# Experiment With Glass



## Agent orange (Feb 11, 2006)

Had a bit of time this morning so I thought I'd experiment with a piece of Mikes (Minkle) beautiful glass.

All taken with natural light and a few pieces of card reflectors on my D200 using a 60mm macro lens.














































I've tried to capture some of the colour, texture and lines. Hope I've at least done it a little justice.

Cheers,

Gary


----------



## Roger the Dodger (Oct 5, 2009)

Respect for the pics, Gary, and respect for the glass, Mike.


----------



## spaceslug (Dec 3, 2011)

Really like the first pic, captures the layers and the azure blue perfectly.


----------



## danoafc (Sep 27, 2012)

Absolutely LOVE the blue of the glass.
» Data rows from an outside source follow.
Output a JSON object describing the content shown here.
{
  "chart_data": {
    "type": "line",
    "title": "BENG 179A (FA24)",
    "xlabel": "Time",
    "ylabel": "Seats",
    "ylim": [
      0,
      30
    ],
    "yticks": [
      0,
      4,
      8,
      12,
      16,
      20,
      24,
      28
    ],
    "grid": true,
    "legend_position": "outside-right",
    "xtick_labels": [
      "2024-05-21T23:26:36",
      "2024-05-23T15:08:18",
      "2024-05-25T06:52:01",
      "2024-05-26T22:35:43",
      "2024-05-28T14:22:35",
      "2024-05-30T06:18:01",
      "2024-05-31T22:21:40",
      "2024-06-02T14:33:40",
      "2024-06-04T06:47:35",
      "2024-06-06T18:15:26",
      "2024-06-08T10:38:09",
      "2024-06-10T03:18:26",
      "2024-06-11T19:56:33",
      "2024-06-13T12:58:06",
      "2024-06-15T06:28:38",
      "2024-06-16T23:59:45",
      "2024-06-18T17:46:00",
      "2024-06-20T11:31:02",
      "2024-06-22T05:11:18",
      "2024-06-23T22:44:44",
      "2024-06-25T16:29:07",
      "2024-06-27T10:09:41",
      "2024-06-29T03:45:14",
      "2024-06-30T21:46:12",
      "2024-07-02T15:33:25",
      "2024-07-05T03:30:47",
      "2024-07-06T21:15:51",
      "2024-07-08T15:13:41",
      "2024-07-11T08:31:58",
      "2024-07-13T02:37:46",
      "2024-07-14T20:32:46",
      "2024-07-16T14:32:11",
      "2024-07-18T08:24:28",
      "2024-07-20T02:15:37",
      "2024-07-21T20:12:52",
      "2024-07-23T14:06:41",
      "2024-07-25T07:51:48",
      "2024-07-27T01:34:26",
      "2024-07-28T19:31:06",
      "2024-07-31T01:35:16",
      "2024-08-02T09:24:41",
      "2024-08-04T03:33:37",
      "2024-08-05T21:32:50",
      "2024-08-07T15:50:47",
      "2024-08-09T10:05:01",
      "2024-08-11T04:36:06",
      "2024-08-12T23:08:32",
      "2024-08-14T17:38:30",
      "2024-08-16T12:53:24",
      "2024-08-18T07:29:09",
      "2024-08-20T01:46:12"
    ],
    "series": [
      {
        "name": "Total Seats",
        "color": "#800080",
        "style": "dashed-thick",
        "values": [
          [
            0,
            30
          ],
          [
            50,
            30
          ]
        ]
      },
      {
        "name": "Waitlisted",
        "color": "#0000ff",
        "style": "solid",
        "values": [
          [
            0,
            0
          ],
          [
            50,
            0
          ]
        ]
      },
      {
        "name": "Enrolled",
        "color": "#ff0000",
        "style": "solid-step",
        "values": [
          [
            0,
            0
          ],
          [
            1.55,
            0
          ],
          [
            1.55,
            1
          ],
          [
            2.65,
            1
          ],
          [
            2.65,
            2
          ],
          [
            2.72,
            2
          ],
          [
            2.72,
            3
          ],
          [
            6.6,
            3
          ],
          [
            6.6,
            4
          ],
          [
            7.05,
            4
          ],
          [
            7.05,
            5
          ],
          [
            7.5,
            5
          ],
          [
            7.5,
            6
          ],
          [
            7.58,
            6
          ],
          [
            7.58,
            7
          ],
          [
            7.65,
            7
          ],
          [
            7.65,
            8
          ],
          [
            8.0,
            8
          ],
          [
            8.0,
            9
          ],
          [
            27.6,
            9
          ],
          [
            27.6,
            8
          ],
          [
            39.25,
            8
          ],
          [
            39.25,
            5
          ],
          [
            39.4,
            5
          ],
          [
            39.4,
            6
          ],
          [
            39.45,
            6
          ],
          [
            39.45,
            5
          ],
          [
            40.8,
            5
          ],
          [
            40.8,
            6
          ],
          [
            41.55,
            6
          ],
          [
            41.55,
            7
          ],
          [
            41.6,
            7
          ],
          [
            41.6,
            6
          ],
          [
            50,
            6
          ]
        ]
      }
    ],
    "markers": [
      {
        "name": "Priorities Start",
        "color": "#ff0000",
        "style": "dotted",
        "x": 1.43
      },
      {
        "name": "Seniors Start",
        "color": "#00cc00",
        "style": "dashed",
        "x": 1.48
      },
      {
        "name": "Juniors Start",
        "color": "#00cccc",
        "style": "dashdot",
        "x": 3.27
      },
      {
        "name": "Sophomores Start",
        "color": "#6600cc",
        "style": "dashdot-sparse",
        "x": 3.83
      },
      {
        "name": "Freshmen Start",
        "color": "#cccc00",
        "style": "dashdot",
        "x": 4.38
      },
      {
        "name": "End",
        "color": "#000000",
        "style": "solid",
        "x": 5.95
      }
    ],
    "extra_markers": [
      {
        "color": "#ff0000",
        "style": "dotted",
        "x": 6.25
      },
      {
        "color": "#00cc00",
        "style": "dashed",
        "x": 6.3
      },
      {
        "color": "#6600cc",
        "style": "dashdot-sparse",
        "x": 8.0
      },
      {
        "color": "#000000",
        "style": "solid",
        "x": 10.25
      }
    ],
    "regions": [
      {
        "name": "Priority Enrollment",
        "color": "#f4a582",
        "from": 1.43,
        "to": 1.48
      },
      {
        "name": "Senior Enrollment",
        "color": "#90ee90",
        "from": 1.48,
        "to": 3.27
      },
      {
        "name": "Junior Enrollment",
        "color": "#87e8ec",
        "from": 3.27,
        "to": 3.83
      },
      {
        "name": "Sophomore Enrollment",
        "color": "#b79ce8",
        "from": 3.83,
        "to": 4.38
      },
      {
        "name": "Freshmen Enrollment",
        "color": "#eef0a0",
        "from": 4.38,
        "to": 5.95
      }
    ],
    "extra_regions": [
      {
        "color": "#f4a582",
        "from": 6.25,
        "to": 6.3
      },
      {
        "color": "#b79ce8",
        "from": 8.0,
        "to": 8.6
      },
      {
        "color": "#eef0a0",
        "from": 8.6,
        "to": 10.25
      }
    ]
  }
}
Very nice shots.


----------



## Phillionaire (Jan 23, 2010)

Testament to you both. :thumbsup:


----------



## Agent orange (Feb 11, 2006)

Thanks chaps 

Here's another one of Mike's glass pieces, this time a perfume bottle. It's interesting to see how much the colour changes with some light behind it.














































Cheers,

Gary


----------



## Roger the Dodger (Oct 5, 2009)

Is that the same piece as this one?


----------



## minkle (Mar 17, 2008)

Yes thats the one Rog, my pics were done in a light tent and Gary uses natural light, just shows that glass looks at its best in natural light, especially from behind it.


----------



## Roger the Dodger (Oct 5, 2009)

Absolutely stunning...both the glass and the pics. Well done, both :notworthy:


----------